L’8 novembre scorso si è spento il Generale Italo Bonvicini.
Nel relativamente breve periodo in cui prestò servizio nell’Esercito, ebbe modo di farsi riconoscere come figura singolare, originale, ma degna di grande stima.
Noi lo avemmo come Comandante del Battaglione AUC, negli anni ‘84/85.
Di lui ricordo gli occhi penetranti, capaci di superare qualsiasi barriera per poi raggiungere il profondo dell’animo. Ti voleva sincero, non sopportando i giri di parole, le parafrasi, le ipocrisie. Non avrebbe mai potuto essere o fare il politico.
Ricordo gli ordini in adunata: perentori, asciutti, taglienti, come spesso erano i suoi commenti. Non concedeva molto agli altri, ma solo perché non concedeva nulla a sé stesso.
Nonostante il rispetto riverenziale, Provavo simpatia e una certa familiarità nel linguaggio, soprattutto quello più colorito di noi Emiliani…

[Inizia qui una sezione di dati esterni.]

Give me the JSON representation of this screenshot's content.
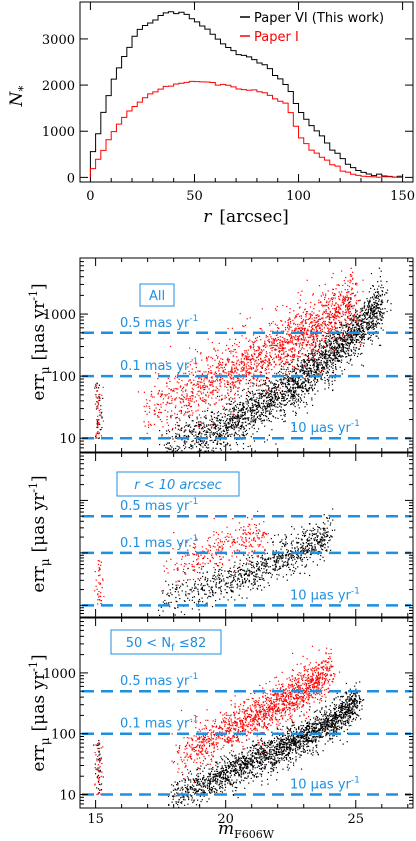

Ricordo perfettamente le due occasioni in cui rimasi solo con lui durante l’addestramento. Se la sensazione che si aveva in pubblico era di uomo sanguigno, impulsivo e a volte irascibile, nel contatto personale rivelava un’umanità che difficilmente si incontrava in un ambiente come quello della Scuola Militare.
Ci ispirava. Ci spaventava. Ma ci piaceva. Volevamo noi, aspiranti guerrieri, essere un guerriero come lui.

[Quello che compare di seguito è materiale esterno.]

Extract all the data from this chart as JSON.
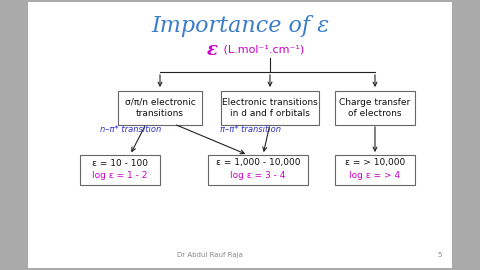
{
  "title": "Importance of ε",
  "title_color": "#3A7DC9",
  "bg_color": "#aaaaaa",
  "epsilon_label_sym": "ε",
  "epsilon_label_rest": " (L.mol⁻¹.cm⁻¹)",
  "epsilon_color": "#CC00CC",
  "box1_text": "σ/π/n electronic\ntransitions",
  "box2_text": "Electronic transitions\nin d and f orbitals",
  "box3_text": "Charge transfer\nof electrons",
  "box1_val_black": "ε = 10 - 100",
  "box1_val_red": "log ε = 1 - 2",
  "box2_val_black": "ε = 1,000 - 10,000",
  "box2_val_red": "log ε = 3 - 4",
  "box3_val_black": "ε = > 10,000",
  "box3_val_red": "log ε = > 4",
  "trans1_label": "n–π* transition",
  "trans2_label": "π–π* transition",
  "trans_color": "#3333CC",
  "arrow_color": "#222222",
  "box_edge_color": "#666666",
  "footer_text": "Dr Abdul Rauf Raja",
  "footer_page": "5",
  "text_color": "#111111",
  "red_color": "#CC00AA",
  "val_text_color": "#CC00CC"
}
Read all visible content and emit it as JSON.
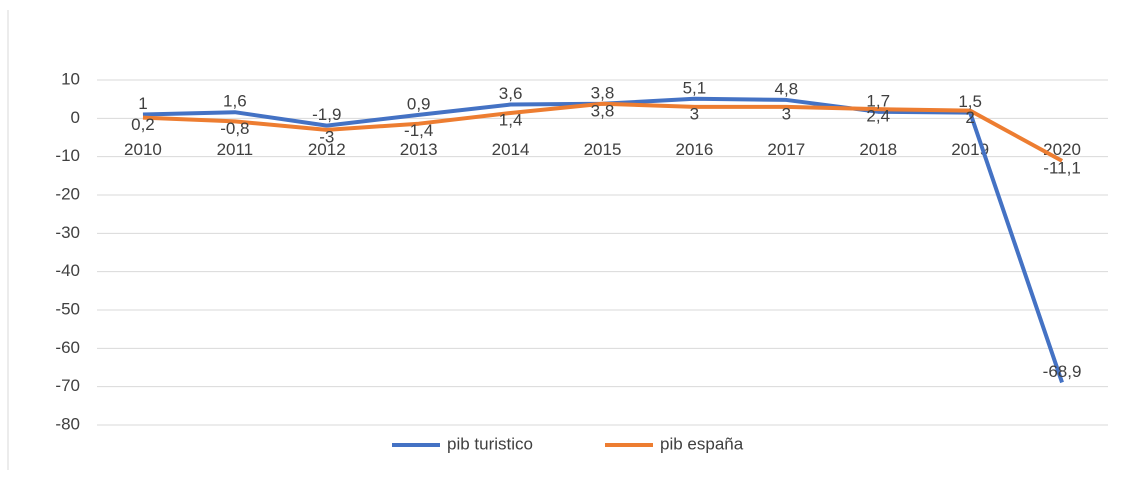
{
  "chart_data": {
    "type": "line",
    "categories": [
      "2010",
      "2011",
      "2012",
      "2013",
      "2014",
      "2015",
      "2016",
      "2017",
      "2018",
      "2019",
      "2020"
    ],
    "series": [
      {
        "name": "pib turistico",
        "color": "#4472c4",
        "values": [
          1,
          1.6,
          -1.9,
          0.9,
          3.6,
          3.8,
          5.1,
          4.8,
          1.7,
          1.5,
          -68.9
        ],
        "value_labels": [
          "1",
          "1,6",
          "-1,9",
          "0,9",
          "3,6",
          "3,8",
          "5,1",
          "4,8",
          "1,7",
          "1,5",
          "-68,9"
        ]
      },
      {
        "name": "pib españa",
        "color": "#ed7d31",
        "values": [
          0.2,
          -0.8,
          -3,
          -1.4,
          1.4,
          3.8,
          3,
          3,
          2.4,
          2,
          -11.1
        ],
        "value_labels": [
          "0,2",
          "-0,8",
          "-3",
          "-1,4",
          "1,4",
          "3,8",
          "3",
          "3",
          "2,4",
          "2",
          "-11,1"
        ]
      }
    ],
    "ylim": [
      -80,
      10
    ],
    "yticks": [
      -80,
      -70,
      -60,
      -50,
      -40,
      -30,
      -20,
      -10,
      0,
      10
    ],
    "grid": true,
    "legend": "bottom"
  }
}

Quando lasciò l’Esercito, io lo seppi attraverso una lettera, dove esprimeva tutta la sua amarezza per non aver ritrovato nella professione di Ufficiale, gli estremi ed i fondamenti del Giuramento che fece alla Patria, al Dovere, all’Onore.
Ritornò alle origini, alla campagna, lui già coltivatore diretto, ma prese anche il diploma di maestro di sci e d’inverno si trasferiva a Courmayeur dove praticava la professione.
La notizia della sua morte mi ha colpito e credo non solo me, come se non dovesse morire mai, lui parte importante, segnante, della nostra esperienza alla SMALP.
Generale Italo Bonvicini, Lei ci mancherà.